A Decade Of Football ‘States’
Wednesday - November 18, 2009
It may seem hard to believe, but the state high school football tournament is 10 years old this year.
Started in 1999 when Cal Lee’s powerful Saint Louis Crusaders blanked Kahuku 19-0, it was a dream for many local football fans, but it took a former attorney who never played high school football to get it done.
Keith Amemiya, who announced his retirement last week, was the brand new executive director of the Hawaii High School Athletic Association when he helped oversee the deal between all the public and private school associations in the Islands.
Before then, there was a Prep Bowl on Oahu and separate championships for Neighbor Islands.
“Wow, time sure flies,” Amemiya says when I remind him of the anniversary. “I’ll admit I wasn’t looking ahead 10 years when we got started - I just wanted to make sure we got through that first year. We’ve had many memorable moments in that 10-year span.”
During the last decade, the HHSSA football championships have grown tremendously and now encompass two divisions with champions from every league participating: ILH, OIA, BIIF, MIL, KIF.
“The biggest thing perhaps is the increased quality of competition across the state overall (and) the ability to provide tremendous exposure to Neighbor Island players. It allows all of us to see all five leagues compete,” Amemiya says.
And the best news for local football fans is that one league has not dominated - unlike the Prep Bowl of the late 1980s and into the entire decade of 1990s when Saint Louis seemed to have that championship cup permanently housed in its trophy case. During that span, the Crusaders won 14 straight Prep Bowls and the ILH led the overall series 19-6 with one tie.
Since that first game in 1999, Saint Louis has won only one other HHSAA Division I title. Kahuku has been the kingpin, winning five titles in the 10-year span. The others belong to Kamehameha, Leilehua and last year’s champion Punahou (one each). Thus, the OIA leads the ILH in the overall record books, 6-4. (No Neighbor Island team has reached the championship finals in Division I, but several teams have been very competitive.)
“The two (championship) games that really stand out to me are the first two,” Amemiya says. “Timmy Chang and Saint Louis had that great nationally ranked team to win the first title (in 1999), then Kahuku knocking off Saint Louis to win it the next year was huge. Then they proved it was no fluke by winning it again the next season after that.”

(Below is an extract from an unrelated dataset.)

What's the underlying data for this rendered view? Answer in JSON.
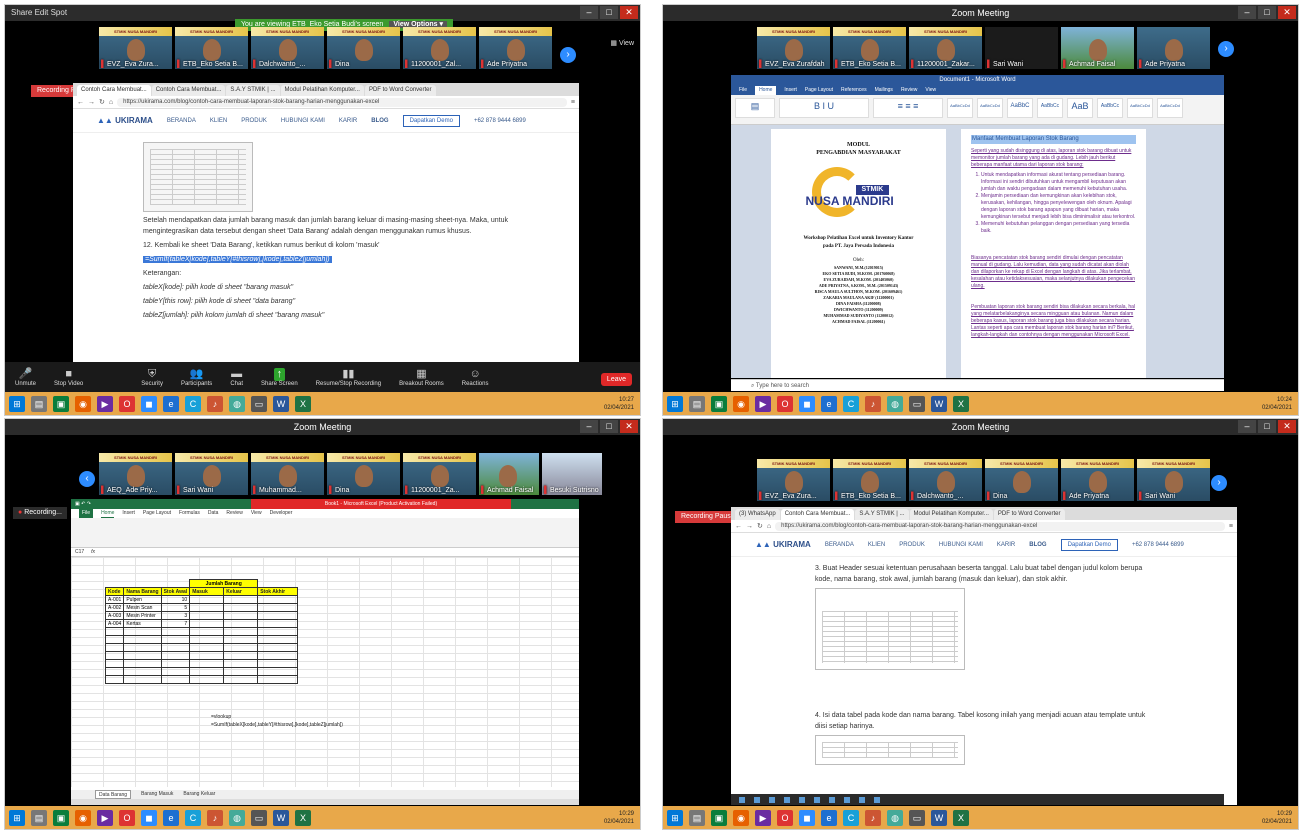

Interestingly, Iolani has the most ILH state football titles, as the Raiders have won three of the last four championships in Division II, including last year’s 35-20 win over Radford.
The other DII titles have been earned by Aiea, Campbell and King Kekaulike of the MIF (the only winner in either division from a Neighbor Isle.)
The 2009 First Hawaiian Bank HHSAA Football Championships begin this Friday night with quarterfinal action on Maui, Oahu and the Big Island.
The Division I combatants are on the Neighbor Islands, with Leilehua facing Baldwin at War Memorial Stadium and Farrington taking on Honokaa at Kealakehe High School.
The DII games are on Oahu, with Lahainaluna at Aiea and Hawaii Prep at Moanalua. All games start at 7 p.m.
The winners of those contests face the top seeds in the Nov. 27 semifinals. Aloha Stadium will be the site of Division I action with top-seeded and undefeated Kahuku and second-seeded Kamehameha waiting to see who their opponents will be.
In DII, top-seeded Iolani will play at Radford and second-seeded Kauai will be at the Garden Isle’s Vidinha Stadium awaiting the winners of the week No. 1.
All that sets the stage for the championship night of Friday, Dec. 4, at Aloha Stadium when the DII title will be settled in a 4:30 p.m. start and the DI championship beginning at 7:30.
“We’ve had so many great players,” says Amemiya, and ticks off the names: “Jordan Dizon, Kaluka Maiava, Timmy Chang, Inoke Funaki, Chris Kemoeatu, Manti Te’o. Many have gone on to major college football and even the NFL.”
You can see which great, young players stand out in this year’s championships. Join Keith Amemiya and thousands of local football fans for the 10th anniversary season of what has become one of Hawaii’s proudest sports traditions.